Appeal Sells - Disney Comic Covers

This is the first of many posts on Golden Age funny animal comics.

The Disney cartoons were never as entertaining or as funny as the Warner or MGM cartoons, and in my opinion, the Fleischer and Lantz cartoons were regularly better. But what made the Disney characters and cartoons so memorable were their undeniable appeal. Animators like Ward Kimball, Fred Moore, Marc Davis, Bill Tytla, and John Sibley were all great at it.

This crosses over into the Disney comic books as well, though Mickey and Donald were more interesting (as characters with personalities) in those than they ever were animated.

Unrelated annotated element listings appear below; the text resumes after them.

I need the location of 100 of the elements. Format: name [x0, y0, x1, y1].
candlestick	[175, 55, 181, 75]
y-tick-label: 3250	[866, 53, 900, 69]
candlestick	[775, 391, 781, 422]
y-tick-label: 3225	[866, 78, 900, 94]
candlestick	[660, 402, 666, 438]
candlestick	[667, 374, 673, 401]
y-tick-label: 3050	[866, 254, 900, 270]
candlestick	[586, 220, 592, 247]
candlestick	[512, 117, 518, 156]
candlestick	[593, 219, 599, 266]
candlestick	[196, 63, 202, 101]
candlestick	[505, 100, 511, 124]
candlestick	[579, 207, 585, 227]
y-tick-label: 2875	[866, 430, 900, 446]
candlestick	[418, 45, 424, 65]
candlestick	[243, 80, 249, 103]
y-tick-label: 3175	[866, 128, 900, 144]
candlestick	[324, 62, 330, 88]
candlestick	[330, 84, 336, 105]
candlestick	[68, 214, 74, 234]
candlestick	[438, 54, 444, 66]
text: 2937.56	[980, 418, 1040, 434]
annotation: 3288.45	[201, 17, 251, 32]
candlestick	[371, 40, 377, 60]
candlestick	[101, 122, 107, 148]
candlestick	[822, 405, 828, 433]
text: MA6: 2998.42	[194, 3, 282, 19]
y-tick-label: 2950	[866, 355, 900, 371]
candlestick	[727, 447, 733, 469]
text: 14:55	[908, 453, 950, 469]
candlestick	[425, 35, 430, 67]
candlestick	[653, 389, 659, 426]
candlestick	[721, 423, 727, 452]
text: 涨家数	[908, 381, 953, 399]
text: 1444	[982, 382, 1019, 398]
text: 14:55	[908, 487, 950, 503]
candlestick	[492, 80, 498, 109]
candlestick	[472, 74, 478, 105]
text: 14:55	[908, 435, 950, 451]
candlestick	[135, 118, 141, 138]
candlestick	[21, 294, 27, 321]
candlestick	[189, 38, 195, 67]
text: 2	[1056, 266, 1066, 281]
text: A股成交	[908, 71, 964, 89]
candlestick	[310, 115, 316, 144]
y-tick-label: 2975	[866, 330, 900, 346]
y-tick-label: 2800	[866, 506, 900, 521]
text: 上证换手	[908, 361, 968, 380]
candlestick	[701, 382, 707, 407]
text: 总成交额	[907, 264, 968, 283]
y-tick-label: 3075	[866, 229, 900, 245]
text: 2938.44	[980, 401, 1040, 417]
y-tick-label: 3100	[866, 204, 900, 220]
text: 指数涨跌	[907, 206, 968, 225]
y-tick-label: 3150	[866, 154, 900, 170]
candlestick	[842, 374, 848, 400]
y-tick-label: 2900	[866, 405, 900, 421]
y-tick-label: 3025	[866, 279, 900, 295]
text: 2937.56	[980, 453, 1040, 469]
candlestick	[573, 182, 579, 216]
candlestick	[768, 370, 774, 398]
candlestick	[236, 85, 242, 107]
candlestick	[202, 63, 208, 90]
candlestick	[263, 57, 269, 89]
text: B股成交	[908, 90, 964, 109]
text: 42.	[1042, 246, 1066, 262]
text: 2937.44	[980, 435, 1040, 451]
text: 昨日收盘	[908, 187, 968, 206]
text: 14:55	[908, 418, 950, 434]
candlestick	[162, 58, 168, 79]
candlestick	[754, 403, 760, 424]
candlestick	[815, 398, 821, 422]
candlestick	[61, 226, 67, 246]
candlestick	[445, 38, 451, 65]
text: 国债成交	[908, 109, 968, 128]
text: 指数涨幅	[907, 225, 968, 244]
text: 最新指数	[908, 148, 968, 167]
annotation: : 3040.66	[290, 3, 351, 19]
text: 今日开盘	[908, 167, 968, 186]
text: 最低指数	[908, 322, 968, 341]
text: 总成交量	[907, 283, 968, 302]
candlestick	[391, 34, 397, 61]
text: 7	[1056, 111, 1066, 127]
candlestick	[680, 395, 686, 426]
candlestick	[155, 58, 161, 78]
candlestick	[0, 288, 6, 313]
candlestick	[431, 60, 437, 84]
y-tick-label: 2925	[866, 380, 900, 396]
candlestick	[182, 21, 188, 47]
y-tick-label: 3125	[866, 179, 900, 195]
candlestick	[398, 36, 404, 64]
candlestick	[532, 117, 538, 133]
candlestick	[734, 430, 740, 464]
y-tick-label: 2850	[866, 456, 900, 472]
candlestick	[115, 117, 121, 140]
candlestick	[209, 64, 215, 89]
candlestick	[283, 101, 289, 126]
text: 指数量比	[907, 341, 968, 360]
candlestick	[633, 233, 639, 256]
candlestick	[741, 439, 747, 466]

APPEAL (NOT JUST SEX)SELLS


They always say, "Never judge a book by its cover," but we all know that simply isn't true. If you see a comic book rack (non-existant today), you're definitely going to be drawn to the best looking one. Disney comics usually have this advantage over the other funny animal books.

Walt Kelly was masterful with his Disney covers.

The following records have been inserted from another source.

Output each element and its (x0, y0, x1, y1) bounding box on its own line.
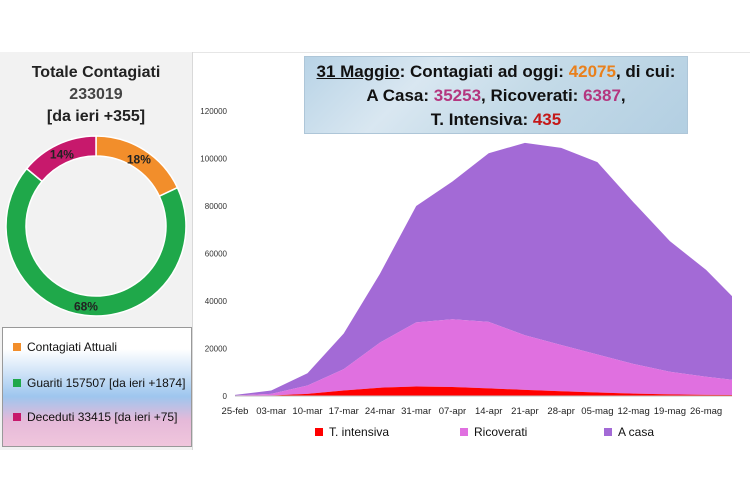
x-tick-label: 21-apr (511, 406, 538, 417)
summary-header: Totale Contagiati 233019 [da ieri +355] (0, 62, 192, 128)
x-tick-label: 07-apr (439, 406, 466, 417)
x-tick-label: 05-mag (581, 406, 613, 417)
headline-banner: 31 Maggio: Contagiati ad oggi: 42075, di… (304, 56, 688, 134)
legend-swatch-attuali (13, 343, 21, 351)
donut-slice-deceduti (25, 135, 97, 183)
y-tick-label: 40000 (205, 297, 228, 306)
legend-item-attuali: Contagiati Attuali (13, 340, 117, 354)
x-tick-label: 12-mag (618, 406, 650, 417)
legend-label-t-intensiva: T. intensiva (329, 425, 389, 439)
donut-label-attuali: 18% (127, 152, 151, 166)
legend-swatch-a-casa (604, 428, 612, 436)
y-tick-label: 60000 (205, 250, 228, 259)
area-t-intensiva (235, 386, 732, 396)
x-tick-label: 19-mag (654, 406, 686, 417)
banner-hosp-value: 6387 (583, 86, 621, 105)
x-tick-label: 24-mar (365, 406, 395, 417)
banner-home-label: A Casa: (366, 86, 434, 105)
legend-label-ricoverati: Ricoverati (474, 425, 527, 439)
banner-home-value: 35253 (433, 86, 482, 105)
y-tick-label: 120000 (200, 107, 227, 116)
banner-sep2: , di cui: (615, 62, 676, 81)
banner-line-2: A Casa: 35253, Ricoverati: 6387, (305, 86, 687, 106)
legend-item-guariti: Guariti 157507 [da ieri +1874] (13, 376, 185, 390)
x-tick-label: 31-mar (401, 406, 431, 417)
legend-item-deceduti: Deceduti 33415 [da ieri +75] (13, 410, 177, 424)
donut-slice-guariti (5, 167, 187, 317)
banner-icu-label: T. Intensiva: (430, 110, 533, 129)
banner-hosp-label: , Ricoverati: (481, 86, 584, 105)
banner-line-3: T. Intensiva: 435 (305, 110, 687, 130)
area-chart: 0 20000 40000 60000 80000 100000 120000 25-feb 0… (200, 107, 732, 439)
banner-icu-value: 435 (532, 110, 562, 129)
legend-label-guariti: Guariti 157507 [da ieri +1874] (27, 376, 186, 390)
x-tick-label: 28-apr (547, 406, 574, 417)
donut-label-guariti: 68% (74, 299, 98, 313)
legend-swatch-t-intensiva (315, 428, 323, 436)
donut-label-deceduti: 14% (50, 148, 74, 162)
x-tick-label: 10-mar (292, 406, 322, 417)
x-tick-label: 26-mag (690, 406, 722, 417)
x-tick-label: 25-feb (222, 406, 249, 417)
banner-sep1: : Contagiati ad oggi: (399, 62, 569, 81)
legend-label-a-casa: A casa (618, 425, 654, 439)
donut-chart: 18% 68% 14% (5, 135, 187, 317)
summary-delta: [da ieri +355] (46, 108, 146, 125)
summary-title: Totale Contagiati (31, 64, 161, 81)
area-ricoverati (235, 319, 732, 396)
summary-total: 233019 (69, 86, 123, 103)
top-strip (0, 0, 750, 52)
legend-label-deceduti: Deceduti 33415 [da ieri +75] (27, 410, 178, 424)
donut-legend: Contagiati Attuali Guariti 157507 [da ie… (2, 327, 192, 447)
y-tick-label: 20000 (205, 345, 228, 354)
legend-swatch-deceduti (13, 413, 21, 421)
y-tick-label: 0 (223, 392, 228, 401)
legend-swatch-guariti (13, 379, 21, 387)
y-tick-label: 80000 (205, 202, 228, 211)
x-tick-label: 03-mar (256, 406, 286, 417)
banner-date: 31 Maggio (316, 62, 400, 81)
banner-total-current: 42075 (568, 62, 616, 81)
x-tick-label: 17-mar (329, 406, 359, 417)
legend-label-attuali: Contagiati Attuali (27, 340, 118, 354)
banner-line-1: 31 Maggio: Contagiati ad oggi: 42075, di… (305, 62, 687, 82)
area-a-casa (235, 142, 732, 396)
banner-hosp-end: , (620, 86, 626, 105)
y-tick-label: 100000 (200, 155, 227, 164)
x-tick-label: 14-apr (475, 406, 502, 417)
legend-swatch-ricoverati (460, 428, 468, 436)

These covers of Kelly are in an 'old school' style, which preserves the mystique of Walt Disney's Comics & Stories, the single greatest title Dell ever published.




Kelly did the majority of the covers in the 1940s. Carl Barks picked up in the early 1950s and he was just as great with appeal.




This golfing one is absolutely beautiful. It's appealing with a lot of action going on, yet it doesn't feel crowded like a lot of other similar covers. Nobody can do something like that today!




Oddly, they never cared about making Mickey, the one character who depended mainly on appeal, look decent. They let sloppy artists like Paul Murry and Tony Strobl, who can't even draw the simplest facial expression (let alone on-model), parade their artwork on the covers for years.





One modern master of Disney appeal was Daniel Branca, an artist from Argentina who sadly left us way too soon in 2005.







Daan Jippes (Netherlands) is probably the greatest artist alive today. He can draw just about any Disney character from any era of history magnificently.




The guys at Gladstone Publishing knew this fact, which is most likely why his fantastic work dominates many of those books of the 1980s. He is always the artist any publisher calls on to recreate any Disney comic scene.






Jippes also has an animation background which may explain his dominance over other modern artists.


So if Disney comics can look this great, why the hell are we seeing this kind of garbage everywhere?





The below image is the worst 'official' artwork of Mickey Mouse and company I've ever seen. My apologies for any damage this does to your eyes.


My point is, if you want to sell your comic book to the masses, don't settle for third-rate artwork!

More on other funny animal artists later.